まはら三桃『三島有宇、当選確実!』~おじいちゃんは国会議員⁉

三島由宇当選確実

単行本: 274ページ
出版社: 講談社
発売日: 2016/12/1

  • おすすめ:小学校高学年から中学生向け
  • 政治や選挙の仕組みを小説で読んでみたいという人に

本の紹介(あらすじ)

由宇は小学5年生の女の子。お母さんは由宇が幼稚園のころに亡くなり、いまは「三島かばあん店」を経営するお父さんとふたりぐらし。学校では、若葉小学校児童会の副会長も務めるしっかり者。

ある日、おじいちゃんの危篤の知らせが飛び込んできた。あまり会ったことのない父方の祖父のことを由宇は知らなかったが、おじいちゃんは地元では知らない人のいない有名人だった。実は由宇のおじいちゃんはひまわり党衆議院議員であり前国土交通省副大臣の三島正政 。

慌てて病院に駆けつける由宇とお父さん。幸いおじいちゃんはただの盲腸で、命に別状はなく手術は成功。

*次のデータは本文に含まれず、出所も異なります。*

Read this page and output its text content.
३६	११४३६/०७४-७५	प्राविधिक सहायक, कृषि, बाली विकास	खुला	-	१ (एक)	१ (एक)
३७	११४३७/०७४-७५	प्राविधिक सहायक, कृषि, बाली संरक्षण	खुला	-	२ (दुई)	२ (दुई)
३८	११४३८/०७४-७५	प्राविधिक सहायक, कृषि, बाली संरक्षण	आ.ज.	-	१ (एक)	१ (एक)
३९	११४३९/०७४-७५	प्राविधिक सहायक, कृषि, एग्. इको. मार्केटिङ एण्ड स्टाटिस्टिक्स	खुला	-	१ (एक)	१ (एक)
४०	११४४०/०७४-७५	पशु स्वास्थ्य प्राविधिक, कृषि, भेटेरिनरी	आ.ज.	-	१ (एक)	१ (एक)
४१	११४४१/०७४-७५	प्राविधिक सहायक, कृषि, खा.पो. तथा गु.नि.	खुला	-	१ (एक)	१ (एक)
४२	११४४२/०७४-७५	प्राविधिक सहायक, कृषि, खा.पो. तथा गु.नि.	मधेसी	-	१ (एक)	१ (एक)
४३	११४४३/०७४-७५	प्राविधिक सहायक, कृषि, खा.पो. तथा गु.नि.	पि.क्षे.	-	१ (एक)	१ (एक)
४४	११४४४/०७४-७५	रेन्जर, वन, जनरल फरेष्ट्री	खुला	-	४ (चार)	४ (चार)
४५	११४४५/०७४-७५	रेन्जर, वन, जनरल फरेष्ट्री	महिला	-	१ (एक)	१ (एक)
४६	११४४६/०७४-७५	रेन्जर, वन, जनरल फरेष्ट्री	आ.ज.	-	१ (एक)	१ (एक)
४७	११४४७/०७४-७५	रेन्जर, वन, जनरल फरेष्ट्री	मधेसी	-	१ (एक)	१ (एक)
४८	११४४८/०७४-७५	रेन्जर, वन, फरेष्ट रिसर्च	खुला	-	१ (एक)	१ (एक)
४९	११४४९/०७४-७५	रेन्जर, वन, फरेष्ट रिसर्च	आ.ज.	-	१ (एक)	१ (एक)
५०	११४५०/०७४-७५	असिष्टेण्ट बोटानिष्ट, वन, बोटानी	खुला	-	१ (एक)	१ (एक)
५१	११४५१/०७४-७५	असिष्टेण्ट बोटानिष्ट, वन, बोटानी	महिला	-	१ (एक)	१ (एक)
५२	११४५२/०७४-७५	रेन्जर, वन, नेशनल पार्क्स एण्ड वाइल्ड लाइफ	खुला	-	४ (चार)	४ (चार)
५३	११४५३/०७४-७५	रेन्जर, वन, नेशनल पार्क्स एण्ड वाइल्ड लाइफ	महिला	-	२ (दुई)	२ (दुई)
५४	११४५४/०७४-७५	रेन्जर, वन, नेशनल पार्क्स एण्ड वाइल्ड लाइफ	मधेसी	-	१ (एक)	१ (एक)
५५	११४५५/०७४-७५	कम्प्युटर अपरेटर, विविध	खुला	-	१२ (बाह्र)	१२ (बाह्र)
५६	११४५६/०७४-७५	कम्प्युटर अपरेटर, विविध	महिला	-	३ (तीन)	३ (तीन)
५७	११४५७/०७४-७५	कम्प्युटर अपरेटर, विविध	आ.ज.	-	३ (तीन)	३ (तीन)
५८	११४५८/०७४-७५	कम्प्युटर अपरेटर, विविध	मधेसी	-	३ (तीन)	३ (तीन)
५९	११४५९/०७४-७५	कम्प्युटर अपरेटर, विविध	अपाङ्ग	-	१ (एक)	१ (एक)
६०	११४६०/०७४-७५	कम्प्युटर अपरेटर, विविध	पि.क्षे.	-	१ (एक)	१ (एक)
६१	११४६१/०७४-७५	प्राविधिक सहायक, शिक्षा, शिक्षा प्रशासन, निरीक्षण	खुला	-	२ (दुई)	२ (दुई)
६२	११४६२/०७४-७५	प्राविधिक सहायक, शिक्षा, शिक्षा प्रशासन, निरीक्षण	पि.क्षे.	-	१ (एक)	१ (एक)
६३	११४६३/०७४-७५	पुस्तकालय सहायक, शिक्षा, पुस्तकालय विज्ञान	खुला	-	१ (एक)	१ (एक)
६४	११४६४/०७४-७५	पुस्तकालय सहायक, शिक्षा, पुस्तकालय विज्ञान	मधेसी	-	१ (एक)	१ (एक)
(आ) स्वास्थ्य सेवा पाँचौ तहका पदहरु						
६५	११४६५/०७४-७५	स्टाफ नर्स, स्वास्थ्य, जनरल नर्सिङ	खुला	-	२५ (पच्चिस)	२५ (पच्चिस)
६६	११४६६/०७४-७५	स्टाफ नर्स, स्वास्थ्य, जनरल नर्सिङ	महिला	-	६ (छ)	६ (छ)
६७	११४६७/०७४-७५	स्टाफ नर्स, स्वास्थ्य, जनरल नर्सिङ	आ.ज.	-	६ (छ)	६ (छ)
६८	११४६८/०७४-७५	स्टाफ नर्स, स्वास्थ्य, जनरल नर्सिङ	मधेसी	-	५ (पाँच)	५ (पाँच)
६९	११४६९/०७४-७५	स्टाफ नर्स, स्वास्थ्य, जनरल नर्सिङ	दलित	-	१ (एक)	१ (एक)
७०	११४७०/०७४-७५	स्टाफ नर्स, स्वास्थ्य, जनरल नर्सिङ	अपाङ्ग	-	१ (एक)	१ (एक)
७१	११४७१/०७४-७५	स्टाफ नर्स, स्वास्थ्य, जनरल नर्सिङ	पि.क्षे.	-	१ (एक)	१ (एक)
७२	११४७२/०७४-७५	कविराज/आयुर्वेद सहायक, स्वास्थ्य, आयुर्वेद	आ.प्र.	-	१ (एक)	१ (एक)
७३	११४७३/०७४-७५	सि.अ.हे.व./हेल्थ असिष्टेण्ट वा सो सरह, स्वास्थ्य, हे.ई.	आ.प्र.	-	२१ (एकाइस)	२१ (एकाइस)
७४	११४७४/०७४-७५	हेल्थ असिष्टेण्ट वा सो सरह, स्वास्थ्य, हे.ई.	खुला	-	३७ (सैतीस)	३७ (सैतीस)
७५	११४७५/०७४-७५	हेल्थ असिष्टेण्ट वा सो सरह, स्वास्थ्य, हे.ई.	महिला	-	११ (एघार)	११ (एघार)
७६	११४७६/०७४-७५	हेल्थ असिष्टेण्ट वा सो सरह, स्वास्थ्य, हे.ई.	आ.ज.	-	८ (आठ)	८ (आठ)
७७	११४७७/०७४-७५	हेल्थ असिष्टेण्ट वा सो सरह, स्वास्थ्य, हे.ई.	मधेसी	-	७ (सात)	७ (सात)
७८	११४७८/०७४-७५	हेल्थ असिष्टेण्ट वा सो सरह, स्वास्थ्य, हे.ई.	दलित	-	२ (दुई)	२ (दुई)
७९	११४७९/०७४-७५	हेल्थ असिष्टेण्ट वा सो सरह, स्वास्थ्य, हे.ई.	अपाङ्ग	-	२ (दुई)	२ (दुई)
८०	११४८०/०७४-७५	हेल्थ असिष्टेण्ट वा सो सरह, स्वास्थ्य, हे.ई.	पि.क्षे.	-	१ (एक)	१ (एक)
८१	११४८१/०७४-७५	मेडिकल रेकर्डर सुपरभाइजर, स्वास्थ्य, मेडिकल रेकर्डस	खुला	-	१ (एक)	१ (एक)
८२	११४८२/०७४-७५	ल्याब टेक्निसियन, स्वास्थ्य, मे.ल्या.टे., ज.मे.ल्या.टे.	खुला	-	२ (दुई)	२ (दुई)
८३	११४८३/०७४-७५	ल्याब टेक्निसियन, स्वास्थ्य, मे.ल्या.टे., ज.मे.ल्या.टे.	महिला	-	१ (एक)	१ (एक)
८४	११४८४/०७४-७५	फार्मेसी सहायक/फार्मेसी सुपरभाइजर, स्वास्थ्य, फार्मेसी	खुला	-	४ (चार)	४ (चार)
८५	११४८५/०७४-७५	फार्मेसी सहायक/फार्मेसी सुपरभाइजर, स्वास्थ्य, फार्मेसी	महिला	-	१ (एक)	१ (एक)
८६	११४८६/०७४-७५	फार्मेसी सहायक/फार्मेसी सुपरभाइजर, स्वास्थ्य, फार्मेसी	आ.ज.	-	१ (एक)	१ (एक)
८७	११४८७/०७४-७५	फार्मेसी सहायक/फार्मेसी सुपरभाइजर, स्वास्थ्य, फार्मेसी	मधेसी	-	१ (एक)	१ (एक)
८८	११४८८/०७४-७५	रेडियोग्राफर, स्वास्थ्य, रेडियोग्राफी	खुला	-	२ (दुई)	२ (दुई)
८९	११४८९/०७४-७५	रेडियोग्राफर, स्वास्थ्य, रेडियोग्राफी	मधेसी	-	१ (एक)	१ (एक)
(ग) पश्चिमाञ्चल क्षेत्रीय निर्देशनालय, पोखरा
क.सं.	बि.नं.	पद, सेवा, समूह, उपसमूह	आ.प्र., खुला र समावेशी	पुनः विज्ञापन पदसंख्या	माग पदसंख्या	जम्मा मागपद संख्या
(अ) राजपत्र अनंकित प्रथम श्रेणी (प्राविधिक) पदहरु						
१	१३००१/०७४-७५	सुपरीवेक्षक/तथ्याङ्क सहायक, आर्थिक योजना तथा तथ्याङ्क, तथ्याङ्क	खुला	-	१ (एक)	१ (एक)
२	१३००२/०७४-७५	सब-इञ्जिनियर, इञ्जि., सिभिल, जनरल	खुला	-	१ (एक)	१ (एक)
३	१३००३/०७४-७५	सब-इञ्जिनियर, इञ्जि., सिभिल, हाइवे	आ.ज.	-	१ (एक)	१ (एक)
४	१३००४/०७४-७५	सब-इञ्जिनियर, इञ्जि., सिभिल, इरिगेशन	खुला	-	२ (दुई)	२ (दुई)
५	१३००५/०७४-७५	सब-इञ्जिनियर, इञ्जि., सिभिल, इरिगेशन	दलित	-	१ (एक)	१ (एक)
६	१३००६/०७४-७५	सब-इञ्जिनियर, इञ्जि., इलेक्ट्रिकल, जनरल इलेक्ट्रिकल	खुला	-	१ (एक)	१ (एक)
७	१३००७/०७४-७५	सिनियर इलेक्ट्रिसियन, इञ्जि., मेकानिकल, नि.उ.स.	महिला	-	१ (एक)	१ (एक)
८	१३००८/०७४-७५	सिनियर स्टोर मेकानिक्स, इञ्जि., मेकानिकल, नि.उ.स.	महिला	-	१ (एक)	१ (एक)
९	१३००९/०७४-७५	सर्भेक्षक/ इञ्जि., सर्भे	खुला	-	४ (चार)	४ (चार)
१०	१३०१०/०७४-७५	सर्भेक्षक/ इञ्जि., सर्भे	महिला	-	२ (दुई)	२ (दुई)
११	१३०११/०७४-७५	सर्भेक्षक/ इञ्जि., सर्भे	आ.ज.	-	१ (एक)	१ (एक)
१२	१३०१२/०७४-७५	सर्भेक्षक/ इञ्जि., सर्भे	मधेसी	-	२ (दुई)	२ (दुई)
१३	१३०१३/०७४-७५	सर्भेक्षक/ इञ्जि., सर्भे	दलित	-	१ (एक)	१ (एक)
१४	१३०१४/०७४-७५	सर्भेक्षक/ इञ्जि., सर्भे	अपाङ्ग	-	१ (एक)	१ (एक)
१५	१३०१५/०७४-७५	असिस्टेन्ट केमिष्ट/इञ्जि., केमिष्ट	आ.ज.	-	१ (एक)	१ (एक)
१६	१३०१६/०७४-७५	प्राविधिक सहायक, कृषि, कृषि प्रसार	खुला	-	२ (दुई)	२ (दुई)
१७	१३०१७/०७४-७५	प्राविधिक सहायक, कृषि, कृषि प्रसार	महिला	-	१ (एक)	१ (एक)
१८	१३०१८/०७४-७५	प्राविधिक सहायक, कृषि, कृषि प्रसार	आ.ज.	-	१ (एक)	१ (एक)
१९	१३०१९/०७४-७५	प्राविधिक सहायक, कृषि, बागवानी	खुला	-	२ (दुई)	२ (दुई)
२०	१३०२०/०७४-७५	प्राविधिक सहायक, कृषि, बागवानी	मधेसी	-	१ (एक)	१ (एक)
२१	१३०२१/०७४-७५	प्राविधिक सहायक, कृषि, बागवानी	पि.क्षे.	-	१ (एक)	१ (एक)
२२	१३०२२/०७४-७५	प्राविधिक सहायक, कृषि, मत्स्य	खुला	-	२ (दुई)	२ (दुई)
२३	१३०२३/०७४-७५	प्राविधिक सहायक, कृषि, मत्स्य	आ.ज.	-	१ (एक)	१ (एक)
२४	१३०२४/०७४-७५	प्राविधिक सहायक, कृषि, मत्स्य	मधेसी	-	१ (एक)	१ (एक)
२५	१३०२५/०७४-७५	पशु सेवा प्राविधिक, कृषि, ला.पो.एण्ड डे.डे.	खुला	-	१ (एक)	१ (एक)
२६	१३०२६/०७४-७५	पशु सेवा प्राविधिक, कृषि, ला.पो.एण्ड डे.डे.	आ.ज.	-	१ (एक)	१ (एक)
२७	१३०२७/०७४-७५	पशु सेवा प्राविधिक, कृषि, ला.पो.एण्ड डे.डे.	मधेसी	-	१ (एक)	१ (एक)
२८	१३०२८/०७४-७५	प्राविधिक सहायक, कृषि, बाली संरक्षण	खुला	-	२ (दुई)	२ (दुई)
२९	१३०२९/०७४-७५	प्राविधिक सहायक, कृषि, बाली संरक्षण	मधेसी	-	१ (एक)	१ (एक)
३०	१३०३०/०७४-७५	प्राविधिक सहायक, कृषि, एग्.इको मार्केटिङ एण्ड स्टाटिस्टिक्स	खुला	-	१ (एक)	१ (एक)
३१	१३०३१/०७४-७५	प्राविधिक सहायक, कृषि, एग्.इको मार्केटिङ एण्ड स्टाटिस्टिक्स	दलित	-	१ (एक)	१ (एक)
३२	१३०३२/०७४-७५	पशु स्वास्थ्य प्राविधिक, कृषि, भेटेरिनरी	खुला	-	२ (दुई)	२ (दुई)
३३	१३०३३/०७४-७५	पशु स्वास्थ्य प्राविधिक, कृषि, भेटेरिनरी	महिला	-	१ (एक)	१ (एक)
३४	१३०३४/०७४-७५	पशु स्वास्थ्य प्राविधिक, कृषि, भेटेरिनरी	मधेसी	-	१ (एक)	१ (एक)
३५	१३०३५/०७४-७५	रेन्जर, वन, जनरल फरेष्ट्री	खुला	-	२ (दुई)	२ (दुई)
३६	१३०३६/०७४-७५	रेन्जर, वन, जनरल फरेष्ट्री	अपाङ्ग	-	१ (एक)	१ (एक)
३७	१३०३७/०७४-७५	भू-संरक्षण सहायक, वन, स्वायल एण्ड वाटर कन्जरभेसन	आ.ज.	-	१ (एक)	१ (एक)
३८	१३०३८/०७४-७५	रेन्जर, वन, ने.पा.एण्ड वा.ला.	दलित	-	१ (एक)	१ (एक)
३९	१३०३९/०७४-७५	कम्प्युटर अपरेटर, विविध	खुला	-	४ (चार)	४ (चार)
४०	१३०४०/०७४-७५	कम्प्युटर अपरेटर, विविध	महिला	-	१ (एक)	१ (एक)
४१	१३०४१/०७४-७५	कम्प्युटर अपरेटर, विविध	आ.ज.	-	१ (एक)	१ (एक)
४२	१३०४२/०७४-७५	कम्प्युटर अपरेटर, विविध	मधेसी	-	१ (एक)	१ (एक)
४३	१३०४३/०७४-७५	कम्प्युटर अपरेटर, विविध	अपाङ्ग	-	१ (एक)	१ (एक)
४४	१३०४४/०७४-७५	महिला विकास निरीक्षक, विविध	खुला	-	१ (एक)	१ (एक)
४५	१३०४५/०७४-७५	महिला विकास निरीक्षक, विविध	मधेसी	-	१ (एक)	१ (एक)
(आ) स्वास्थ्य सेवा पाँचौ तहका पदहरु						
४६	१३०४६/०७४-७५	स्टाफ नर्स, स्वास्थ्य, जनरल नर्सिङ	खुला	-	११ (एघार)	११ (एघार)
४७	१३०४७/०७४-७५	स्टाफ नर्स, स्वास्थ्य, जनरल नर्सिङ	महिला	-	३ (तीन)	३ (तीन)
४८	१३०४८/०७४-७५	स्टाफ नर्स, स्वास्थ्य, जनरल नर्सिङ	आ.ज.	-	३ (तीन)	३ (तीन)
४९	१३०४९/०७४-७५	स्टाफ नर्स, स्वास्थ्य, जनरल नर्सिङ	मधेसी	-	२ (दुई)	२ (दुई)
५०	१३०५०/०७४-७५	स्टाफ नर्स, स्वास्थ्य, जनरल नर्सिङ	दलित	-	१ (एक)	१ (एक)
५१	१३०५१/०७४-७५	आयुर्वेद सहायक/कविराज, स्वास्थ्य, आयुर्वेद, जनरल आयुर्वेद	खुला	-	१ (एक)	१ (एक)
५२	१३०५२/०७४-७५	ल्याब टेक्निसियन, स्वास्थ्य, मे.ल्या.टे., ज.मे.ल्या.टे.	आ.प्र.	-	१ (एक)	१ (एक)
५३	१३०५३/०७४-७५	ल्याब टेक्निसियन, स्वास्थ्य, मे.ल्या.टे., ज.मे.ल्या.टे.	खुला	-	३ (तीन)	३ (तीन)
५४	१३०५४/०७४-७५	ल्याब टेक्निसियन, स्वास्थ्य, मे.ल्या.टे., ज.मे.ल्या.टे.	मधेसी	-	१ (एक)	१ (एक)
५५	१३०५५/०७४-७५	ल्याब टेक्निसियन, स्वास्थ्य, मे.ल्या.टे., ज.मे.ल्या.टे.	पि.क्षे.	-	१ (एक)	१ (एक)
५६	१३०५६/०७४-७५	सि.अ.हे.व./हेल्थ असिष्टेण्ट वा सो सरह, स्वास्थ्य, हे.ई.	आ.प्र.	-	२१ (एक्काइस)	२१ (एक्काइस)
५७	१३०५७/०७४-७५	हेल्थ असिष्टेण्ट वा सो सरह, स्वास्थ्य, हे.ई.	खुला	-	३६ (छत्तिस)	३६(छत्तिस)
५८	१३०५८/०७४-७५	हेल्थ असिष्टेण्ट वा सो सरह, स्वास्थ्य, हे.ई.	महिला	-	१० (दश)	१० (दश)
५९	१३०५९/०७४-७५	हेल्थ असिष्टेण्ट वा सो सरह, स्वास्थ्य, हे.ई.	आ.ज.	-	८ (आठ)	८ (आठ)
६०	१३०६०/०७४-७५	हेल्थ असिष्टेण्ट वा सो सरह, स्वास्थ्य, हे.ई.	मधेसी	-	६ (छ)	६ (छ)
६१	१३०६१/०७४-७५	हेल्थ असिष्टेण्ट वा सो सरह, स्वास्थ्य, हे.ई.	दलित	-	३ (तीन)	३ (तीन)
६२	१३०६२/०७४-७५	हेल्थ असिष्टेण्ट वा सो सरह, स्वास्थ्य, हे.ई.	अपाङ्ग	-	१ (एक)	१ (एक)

ちょうどその折、衆議院が解散となり、総選挙が行わることになる。
由宇に会えて元気になったおじいちゃんは、さっそく選挙活動を開始するのだが。おじいちゃんの仕事に興味深々の由宇は、春休みにおじいちゃんの選挙のお手伝いをしながら、政治のことや選挙のことを身近に学んでいく。

18歳からの選挙活動

春休みを利用して、おじいちゃんの選挙のお手伝いをすることにした由宇ですが、実は小学生の由宇には制約があります。選挙についてのきまりが定められている公職選挙法という法律によって、18歳以下の選挙運動は禁じられています。2016年に公職選挙法が改正され、選挙活動に参加できる年齢が20歳から18歳まで引き下げられました)

まだ小学生の由宇は「おじいちゃんをよろしくお願いしま~す」という声をあげることも禁止。そこで選挙事務所にやってくる支援者の方にお茶を出したり、お掃除したり、雑用係をこなします。

こんな風に選挙には、細かい約束事がたくさんあります。小説の中ではこうした選挙のきまりごとや仕組み、政治の役割や三権分立についてなど国政について幅広く触れられています。

本をチェックする

巻末ふろく「18歳になったら選挙にいけます!」で、選挙の仕組みについて詳しい解説もあります。ここを読むだけでも勉強になりそう。教科書で学ぶよりも楽しいから、政治分野が苦手という中学生にもおすすめです。

著者プロフィール

まはら三桃

1966年福岡県北九州市生まれ。

2005年「オールドモーブな夜だから」で第46回講談社児童文学新人賞佳作を受賞。『カラフルな闇』とタイトルを改題しデビュー。

2011年『鉄のしぶきがはねる』で坪田譲治文学賞を受賞。中高生を主人公にした児童文学は国語入試問題にも多数出典。小学校高学年から中学生におすすめの作家。